Strike Zone
Maya's thumbs were practically vibrating against her cracked screen, doomscrolling through her feed while everyone else lived actual lives. The group chat was blowing up — Jake's epic **baseball** tournament, Chloe's pool party, basically everything she wasn't doing because her parents had shipped her off to Camp Pineview for the summer.
"Put it away, Maya," groaned Sam from the bunk below. "You're literally missing the bonfire."
"Literally don't care," Maya muttered, though she totally did. Her FOMO was reaching critical mass.
The next morning, counselor Brooks announced the Polar Bear Plunge. "Who's brave enough for some **swimming** in ice-cold Lake Wannaweep?"

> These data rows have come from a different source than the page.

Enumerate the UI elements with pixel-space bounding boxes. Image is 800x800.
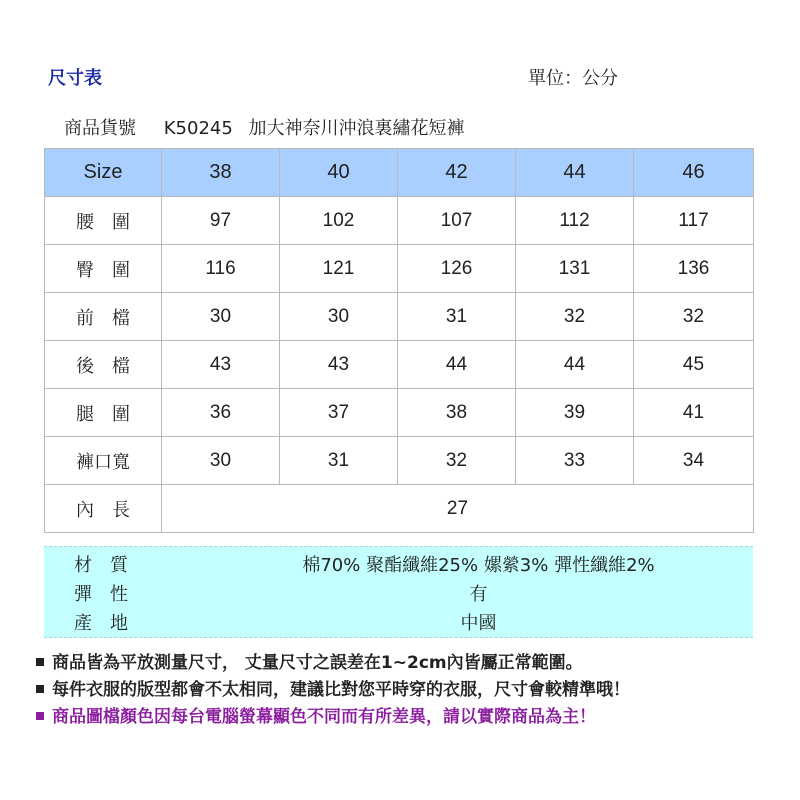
table-row xyxy=(45,485,754,533)
table-cell: 31 xyxy=(398,293,516,341)
table-cell: 41 xyxy=(634,389,754,437)
table-cell: 30 xyxy=(280,293,398,341)
table-cell: 43 xyxy=(162,341,280,389)
elasticity-label: 彈 性 xyxy=(74,584,128,605)
row-label-hip: 臀 圍 xyxy=(45,245,162,293)
origin-value: 中國 xyxy=(460,613,497,634)
note-text: 商品皆為平放測量尺寸， 丈量尺寸之誤差在1~2cm內皆屬正常範圍。 xyxy=(52,653,583,673)
table-row xyxy=(45,389,754,437)
table-cell: 121 xyxy=(280,245,398,293)
table-cell: 32 xyxy=(634,293,754,341)
size-header-cell: 38 xyxy=(162,149,280,197)
table-row xyxy=(45,341,754,389)
note-item xyxy=(36,701,630,728)
table-cell: 45 xyxy=(634,341,754,389)
size-header-row xyxy=(45,149,754,197)
material-label: 材 質 xyxy=(74,555,128,576)
table-row xyxy=(45,437,754,485)
square-bullet-icon xyxy=(36,685,44,693)
product-name: 加大神奈川沖浪裏繡花短褲 xyxy=(248,118,465,139)
row-label-back-rise: 後 檔 xyxy=(45,341,162,389)
table-cell: 116 xyxy=(162,245,280,293)
origin-row xyxy=(44,607,753,635)
product-label: 商品貨號 xyxy=(64,118,136,139)
table-cell: 107 xyxy=(398,197,516,245)
square-bullet-icon xyxy=(36,712,44,720)
row-label-waist: 腰 圍 xyxy=(45,197,162,245)
product-code: K50245 xyxy=(163,118,233,139)
table-cell: 126 xyxy=(398,245,516,293)
material-info-panel xyxy=(44,546,753,638)
material-value: 棉70% 聚酯纖維25% 嫘縈3% 彈性纖維2% xyxy=(302,555,655,576)
elasticity-row xyxy=(44,578,753,606)
table-cell: 102 xyxy=(280,197,398,245)
table-cell: 44 xyxy=(398,341,516,389)
table-cell: 97 xyxy=(162,197,280,245)
inseam-value-cell: 27 xyxy=(162,485,754,533)
table-cell: 136 xyxy=(634,245,754,293)
size-corner-cell: Size xyxy=(45,149,162,197)
row-label-leg-opening: 褲口寬 xyxy=(45,437,162,485)
table-cell: 112 xyxy=(516,197,634,245)
note-item xyxy=(36,674,630,701)
table-cell: 31 xyxy=(280,437,398,485)
table-row xyxy=(45,293,754,341)
unit-label: 單位：公分 xyxy=(528,68,618,89)
table-cell: 34 xyxy=(634,437,754,485)
size-header-cell: 44 xyxy=(516,149,634,197)
table-cell: 117 xyxy=(634,197,754,245)
size-header-cell: 42 xyxy=(398,149,516,197)
note-text: 每件衣服的版型都會不太相同，建議比對您平時穿的衣服，尺寸會較精準哦！ xyxy=(52,680,630,700)
table-cell: 32 xyxy=(398,437,516,485)
row-label-inseam: 內 長 xyxy=(45,485,162,533)
product-line xyxy=(64,114,465,140)
square-bullet-icon xyxy=(36,658,44,666)
table-cell: 32 xyxy=(516,293,634,341)
table-cell: 39 xyxy=(516,389,634,437)
row-label-front-rise: 前 檔 xyxy=(45,293,162,341)
size-chart-title: 尺寸表 xyxy=(48,68,102,89)
origin-label: 產 地 xyxy=(74,613,128,634)
notes-list xyxy=(36,647,630,728)
note-text: 商品圖檔顏色因每台電腦螢幕顯色不同而有所差異，請以實際商品為主！ xyxy=(52,707,596,727)
table-row xyxy=(45,197,754,245)
material-row xyxy=(44,549,753,577)
size-header-cell: 40 xyxy=(280,149,398,197)
table-cell: 30 xyxy=(162,437,280,485)
table-cell: 33 xyxy=(516,437,634,485)
size-table xyxy=(44,148,754,533)
table-cell: 36 xyxy=(162,389,280,437)
table-cell: 37 xyxy=(280,389,398,437)
row-label-thigh: 腿 圍 xyxy=(45,389,162,437)
table-cell: 43 xyxy=(280,341,398,389)
table-cell: 38 xyxy=(398,389,516,437)
size-header-cell: 46 xyxy=(634,149,754,197)
table-row xyxy=(45,245,754,293)
table-cell: 44 xyxy=(516,341,634,389)
table-cell: 30 xyxy=(162,293,280,341)
table-cell: 131 xyxy=(516,245,634,293)
elasticity-value: 有 xyxy=(469,584,488,605)
note-item xyxy=(36,647,630,674)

Maya's hand shot up before her brain could process the temperature situation. Anything to escape the crushing weight of her own awkwardness.

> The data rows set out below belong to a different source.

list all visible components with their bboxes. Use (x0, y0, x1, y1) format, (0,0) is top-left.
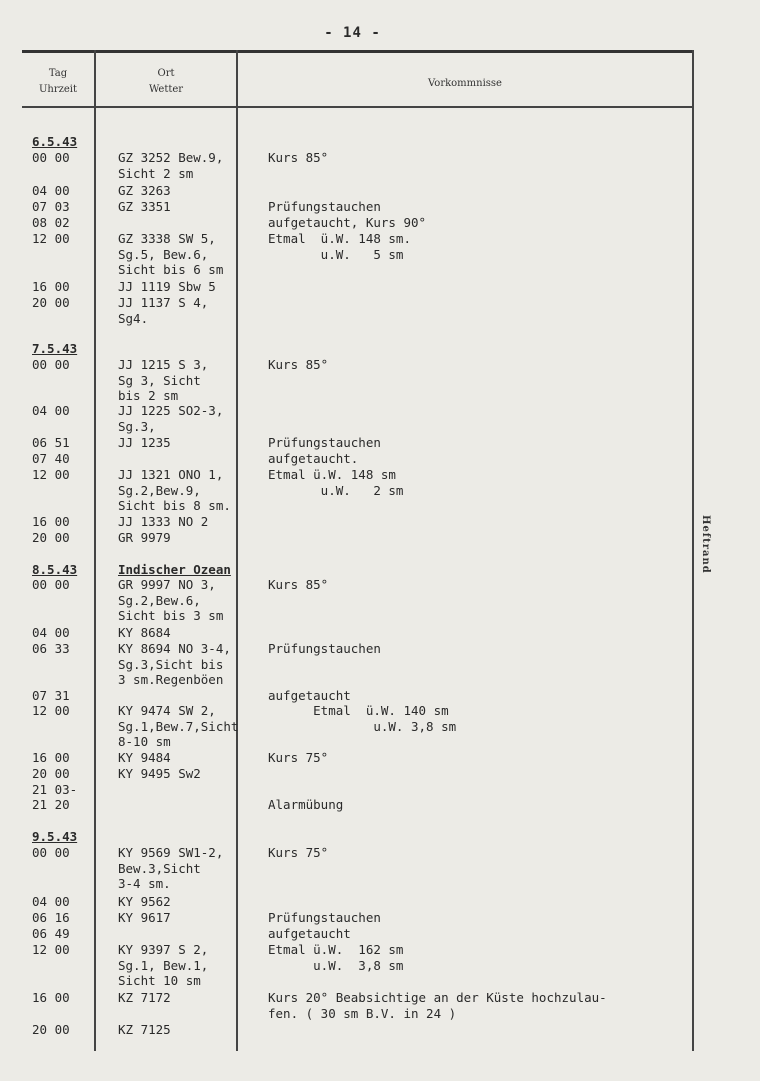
place-line: Indischer Ozean (118, 562, 231, 577)
event-line: Kurs 85° (268, 577, 329, 592)
place-line: 3 sm.Regenböen (118, 672, 224, 687)
column-divider (94, 50, 96, 1051)
place-line: Sg.1, Bew.1, (118, 957, 209, 973)
place-line: KY 9397 S 2, (118, 942, 209, 957)
place-cell (118, 894, 266, 910)
header-label: Wetter (148, 84, 184, 95)
place-line: GZ 3263 (118, 183, 171, 198)
place-line: Sg.1,Bew.7,Sicht (118, 718, 239, 734)
event-line: Kurs 75° (268, 845, 329, 860)
time-cell: 12 00 (32, 231, 70, 246)
event-line: Alarmübung (268, 797, 344, 812)
place-line: Sg.2,Bew.6, (118, 592, 201, 608)
event-line: u.W. 5 sm (268, 246, 404, 262)
place-line: KY 9474 SW 2, (118, 703, 216, 718)
event-line: u.W. 3,8 sm (268, 718, 457, 734)
event-line: Etmal ü.W. 162 sm (268, 942, 404, 957)
place-cell (118, 1022, 266, 1038)
place-cell (118, 766, 266, 782)
event-cell (268, 942, 698, 973)
place-cell (118, 703, 266, 750)
date-cell: 9.5.43 (32, 829, 78, 844)
header-ort-wetter (96, 66, 236, 98)
place-line: GZ 3338 SW 5, (118, 231, 216, 246)
time-cell: 21 20 (32, 797, 70, 812)
event-line: u.W. 3,8 sm (268, 957, 404, 973)
place-line: 8-10 sm (118, 734, 171, 749)
event-cell (268, 797, 698, 813)
time-cell: 06 49 (32, 926, 70, 941)
time-cell: 00 00 (32, 150, 70, 165)
place-cell (118, 845, 266, 892)
header-tag-uhrzeit (22, 66, 94, 98)
place-line: KY 9617 (118, 910, 171, 925)
place-cell (118, 641, 266, 688)
place-line: JJ 1235 (118, 435, 171, 450)
place-line: Sicht 10 sm (118, 973, 201, 988)
time-cell: 21 03- (32, 782, 78, 797)
place-line: KY 9562 (118, 894, 171, 909)
event-cell (268, 357, 698, 373)
time-cell: 04 00 (32, 403, 70, 418)
event-line: Etmal ü.W. 148 sm. (268, 231, 411, 246)
table-top-rule (22, 50, 694, 53)
place-cell (118, 467, 266, 514)
place-line: JJ 1333 NO 2 (118, 514, 209, 529)
place-cell (118, 750, 266, 766)
date-cell: 6.5.43 (32, 134, 78, 149)
place-cell (118, 577, 266, 624)
place-line: Sicht 2 sm (118, 165, 194, 181)
event-cell (268, 990, 698, 1021)
place-line: Sg.3, (118, 418, 156, 434)
place-cell (118, 562, 266, 578)
time-cell: 04 00 (32, 894, 70, 909)
place-line: KY 9569 SW1-2, (118, 845, 224, 860)
event-line: Prüfungstauchen (268, 641, 381, 656)
event-cell (268, 577, 698, 593)
time-cell: 20 00 (32, 766, 70, 781)
event-cell (268, 641, 698, 657)
time-cell: 06 51 (32, 435, 70, 450)
place-line: Sicht bis 3 sm (118, 608, 224, 623)
place-cell (118, 279, 266, 295)
time-cell: 00 00 (32, 577, 70, 592)
time-cell: 20 00 (32, 1022, 70, 1037)
place-cell (118, 199, 266, 215)
time-cell: 20 00 (32, 530, 70, 545)
header-label: Vorkommnisse (428, 78, 502, 89)
header-label: Uhrzeit (38, 84, 78, 95)
time-cell: 07 31 (32, 688, 70, 703)
place-line: KY 8684 (118, 625, 171, 640)
time-cell: 06 16 (32, 910, 70, 925)
header-vorkommnisse (238, 76, 692, 92)
place-line: Sg.3,Sicht bis (118, 656, 224, 672)
place-line: Sg.5, Bew.6, (118, 246, 209, 262)
place-line: GZ 3351 (118, 199, 171, 214)
event-line: aufgetaucht. (268, 451, 359, 466)
time-cell: 07 03 (32, 199, 70, 214)
event-line: Kurs 85° (268, 150, 329, 165)
time-cell: 12 00 (32, 703, 70, 718)
event-cell (268, 910, 698, 926)
place-line: bis 2 sm (118, 388, 179, 403)
time-cell: 07 40 (32, 451, 70, 466)
time-cell: 16 00 (32, 279, 70, 294)
place-line: Sg4. (118, 310, 149, 326)
event-line: Etmal ü.W. 140 sm (268, 703, 449, 718)
time-cell: 00 00 (32, 845, 70, 860)
event-line: Etmal ü.W. 148 sm (268, 467, 396, 482)
time-cell: 12 00 (32, 467, 70, 482)
time-cell: 00 00 (32, 357, 70, 372)
event-line: aufgetaucht (268, 688, 351, 703)
event-cell (268, 926, 698, 942)
place-cell (118, 183, 266, 199)
date-cell: 7.5.43 (32, 341, 78, 356)
place-line: Bew.3,Sicht (118, 860, 201, 876)
margin-note: Heftrand (700, 515, 711, 574)
event-cell (268, 199, 698, 215)
place-cell (118, 990, 266, 1006)
place-line: GR 9979 (118, 530, 171, 545)
place-line: KY 8694 NO 3-4, (118, 641, 231, 656)
place-line: Sg.2,Bew.9, (118, 482, 201, 498)
place-cell (118, 231, 266, 278)
event-cell (268, 688, 698, 704)
page-number: - 14 - (324, 25, 381, 41)
place-line: KZ 7172 (118, 990, 171, 1005)
place-line: Sicht bis 6 sm (118, 262, 224, 277)
event-cell (268, 231, 698, 262)
event-cell (268, 215, 698, 231)
time-cell: 04 00 (32, 183, 70, 198)
event-line: aufgetaucht, Kurs 90° (268, 215, 427, 230)
header-label: Tag (48, 68, 68, 79)
event-cell (268, 467, 698, 498)
place-cell (118, 403, 266, 434)
time-cell: 12 00 (32, 942, 70, 957)
place-line: JJ 1119 Sbw 5 (118, 279, 216, 294)
place-line: 3-4 sm. (118, 876, 171, 891)
event-cell (268, 451, 698, 467)
date-cell: 8.5.43 (32, 562, 78, 577)
place-line: JJ 1225 SO2-3, (118, 403, 224, 418)
time-cell: 08 02 (32, 215, 70, 230)
time-cell: 16 00 (32, 750, 70, 765)
place-cell (118, 150, 266, 181)
event-line: Prüfungstauchen (268, 435, 381, 450)
place-line: GZ 3252 Bew.9, (118, 150, 224, 165)
event-cell (268, 750, 698, 766)
time-cell: 06 33 (32, 641, 70, 656)
event-line: Kurs 20° Beabsichtige an der Küste hochzulau- (268, 990, 607, 1005)
place-line: JJ 1321 ONO 1, (118, 467, 224, 482)
event-line: Prüfungstauchen (268, 910, 381, 925)
place-line: Sicht bis 8 sm. (118, 498, 231, 513)
event-cell (268, 845, 698, 861)
place-line: KY 9484 (118, 750, 171, 765)
event-line: aufgetaucht (268, 926, 351, 941)
time-cell: 20 00 (32, 295, 70, 310)
place-cell (118, 435, 266, 451)
event-line: fen. ( 30 sm B.V. in 24 ) (268, 1005, 457, 1021)
place-cell (118, 530, 266, 546)
place-cell (118, 942, 266, 989)
event-cell (268, 150, 698, 166)
table-header-rule (22, 106, 694, 108)
place-line: JJ 1215 S 3, (118, 357, 209, 372)
event-cell (268, 703, 698, 734)
time-cell: 16 00 (32, 514, 70, 529)
place-line: JJ 1137 S 4, (118, 295, 209, 310)
place-line: KY 9495 Sw2 (118, 766, 201, 781)
place-cell (118, 910, 266, 926)
event-line: Kurs 85° (268, 357, 329, 372)
place-line: Sg 3, Sicht (118, 372, 201, 388)
place-line: KZ 7125 (118, 1022, 171, 1037)
place-cell (118, 357, 266, 404)
event-line: Kurs 75° (268, 750, 329, 765)
place-line: GR 9997 NO 3, (118, 577, 216, 592)
time-cell: 16 00 (32, 990, 70, 1005)
time-cell: 04 00 (32, 625, 70, 640)
event-cell (268, 435, 698, 451)
event-line: Prüfungstauchen (268, 199, 381, 214)
event-line: u.W. 2 sm (268, 482, 404, 498)
header-label: Ort (157, 68, 175, 79)
place-cell (118, 295, 266, 326)
place-cell (118, 625, 266, 641)
place-cell (118, 514, 266, 530)
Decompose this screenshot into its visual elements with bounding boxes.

Three hours later, she was chest-deep in water that felt like liquid Antarctica, shivering so hard she couldn't feel her toes. Then it happened — actual **lightning** spiderwebbed across the sky, followed by thunder that vibrated in her sternum.
"Everyone out NOW!" Brooks screamed.
Maya scrambled toward the dock, but something brushed against her leg. Something MASSIVE.
She froze. Was that... could it be a **bear**? The camp mascot, maybe? Or an actual bear? What even WAS her life right now?
"It's just a log, you drama queen," Sam laughed, hauling her up onto the wooden planks.
They sat huddled under towels, watching the storm turn the lake into something wild and electric. And in that chaos, Maya's pocket buzzed again. instinctively, she reached for her **iphone** — reflex, muscle memory, whatever.
But then she stopped. Looked at the lightning dancing across the water. Looked at Sam, who was totally not the worst person she'd ever met. Looked at the moment unfolding in front of her, not through a screen.
"You know what?" Maya said, tossing her phone onto her towel. "This is actually kinda... not terrible."
Sam smirked. "High praise, Princess."
The storm passed. The sun came out. And somewhere between the terror of the lake and the warmth of the aftermath, Maya realized something: maybe the best moments weren't the ones everyone else was seeing — they were the ones you actually showed up for.